С хорошими людьми он сошелся в первые же недели. И товарищи, не сговариваясь, признали его своим старостой. Об этом рассказал один из заключенных, хорошо знавший шуйского большевика: «Фрунзе отдавал все, что получал из дому, и не интересовался, как и на что расходовались его деньги… Слишком общительный он был человек. Для него все были равны: и эллин, и иудей, рабочий и крестьянин, даже уголовный, лишь бы он был с мозгами и не несло от него мертвечиной… Удивительная способность сразу понимать человека, его интересы и стремления, простой, толковый язык, всегда дельный совет — все это создало ему огромную популярность, и каждый встречавшийся с ним считал его своим…»

Что еще отмечали товарищи в новом узнике? Даже администрации он сумел внушить к себе уважение: Коробко хоть и язвил и обещал всякие пакости, но шашкой в бок уже не тыкал. Голова была свежая, память отличная, и «к нему обращались, как к энциклопедии». Немало поражала товарищей его способность читать в немыслимых условиях «книги серьезного характера. Особенно всякого рода философские сочинения. Читаешь этакую толстенную книгу неделю-другую: слов много, а смысла, сути книги никак не поймешь. Фрунзе книгу эту полистает день, много два, и готово: разжует тебе и в рот положит, да заодно и объяснит, что в ней есть дельного…».

С большой задумкой приступил Фрунзе к плану побега: по этапам, тщательно взвешивая каждый шаг, подробно изучал обстановку, повадки надзирателей. Надежды на подкуп было мало. Но в любом случае требовались большие деньги и крепкая поддержка с воли.

Фрунзе убедился, что начинать надо со связи с городской организацией большевиков. И единственным человеком, пригодным для этой цели, казался тюремный регент, он же библиотекарь и пономарь.
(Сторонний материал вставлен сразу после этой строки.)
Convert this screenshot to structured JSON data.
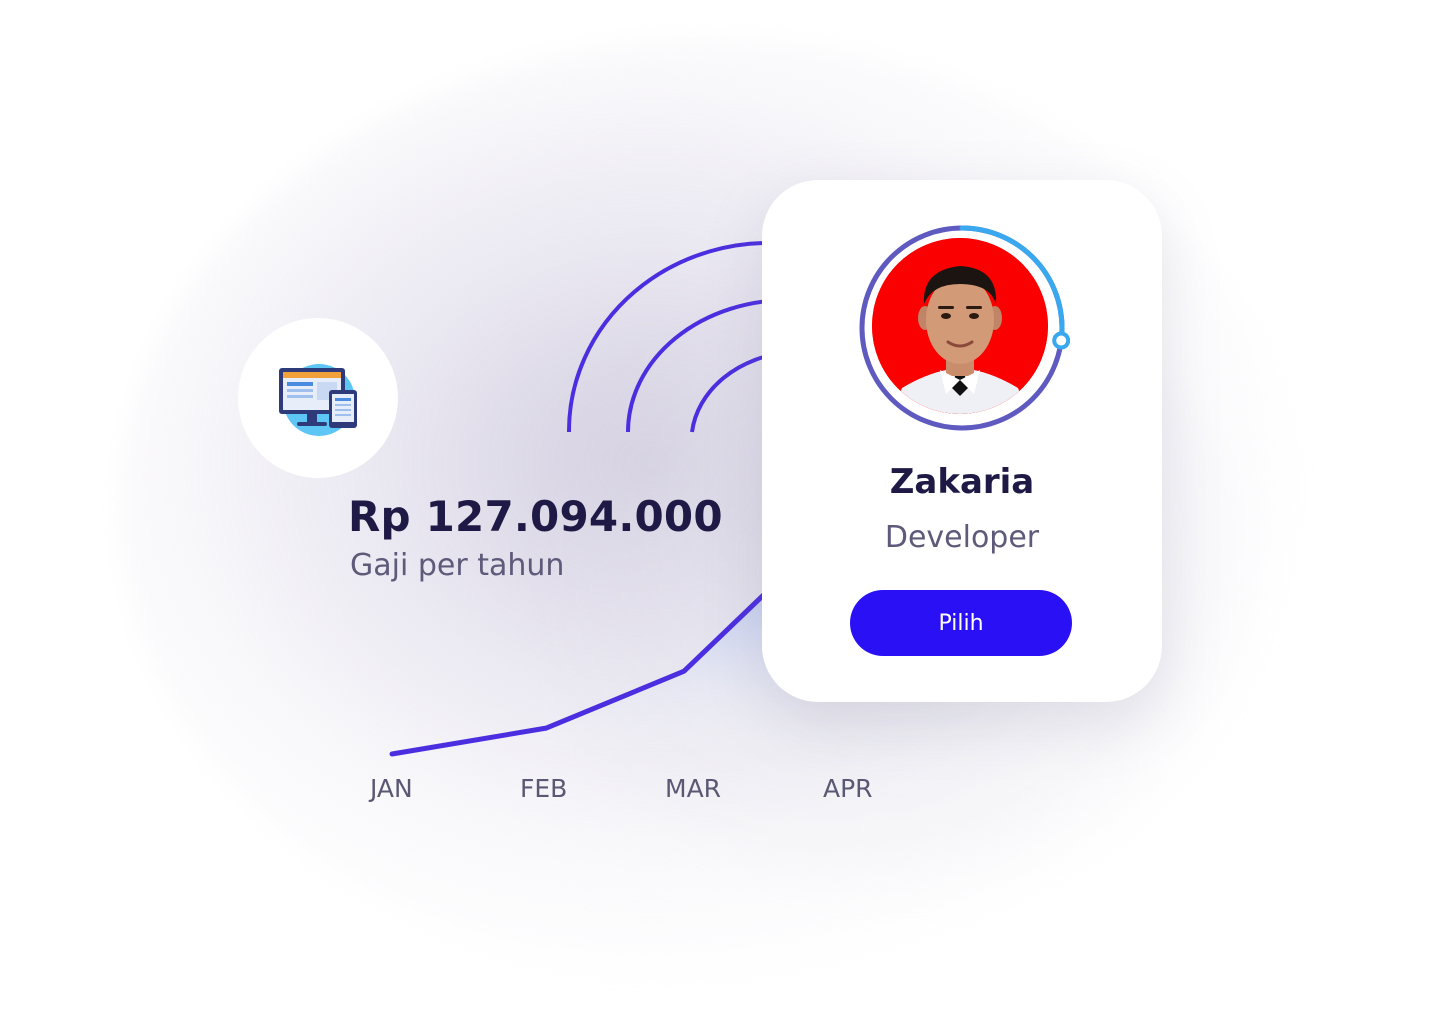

Жил он в городе, к заключенным относился с сочувствием. Надо было сблизиться с ним и перетянуть его на свою сторону.

Ход нашли такой: создали хор, чтобы получить доступ к регенту в тюремной церквушке. И после пятой спевки Фрунзе умело позондировал почву. Регент не дал категорического отказа, но и с добрым ответом тянул так долго, что время было упущено.

Никаких оснований не имелось, чтобы обвинить его в доносе по начальству. Но, видимо, кто-то шепнул Колченко, что Фрунзе сблизился с регентом и ведет с ним тайные беседы. А это вызвало подозрения, и всех товарищей, занятых подготовкой побега, изолировали от Фрунзе, рассадив по разным камерам.

Беглецы впали в отчаяние и неосторожно собрались в уборной при мастерских, чтобы обсудить положение. Вездесущий Коробко услыхал краем уха какие-то непотребные слова. И вся группа получила пять суток карцера.

Сохранился страшный рассказ заключенного, который провел эти дни вместе с Фрунзе:

«Я давно не сидел в карцере, а Миша, кажется, попал туда в первый раз… Всех нас, пятерых, погнали вниз по лесенке в подвал, наподдавая ниже спины коленом, чтоб летели прямо через три ступеньки.

Добрались до преисподней: темный коридорчик, в нем горела коптилка, в стене виднелись маленькие железные дверки камер.

— Свободные номера есть? — спросил Коробко.

— Один есть, — ответил часовой.

— Вали всех вместе, веселей будет!

Здесь никаких разговоров и протестов быть не может, иначе сейчас же начнут бить. Снова процедура обыска, ремни снимают. Затем открывается дверка, и мы влезаем в могилу. И при открытой двери ничего не видно, а что же будет, когда закроют? Ну вот и закрыли. Стоим в темноте, молчим. Все ошеломлены… Слушаем удаляющиеся шаги. Наконец все стихло.

— Нечего тут обследовать, — слышится угрюмый голос, — протяни руку, и все обследуешь.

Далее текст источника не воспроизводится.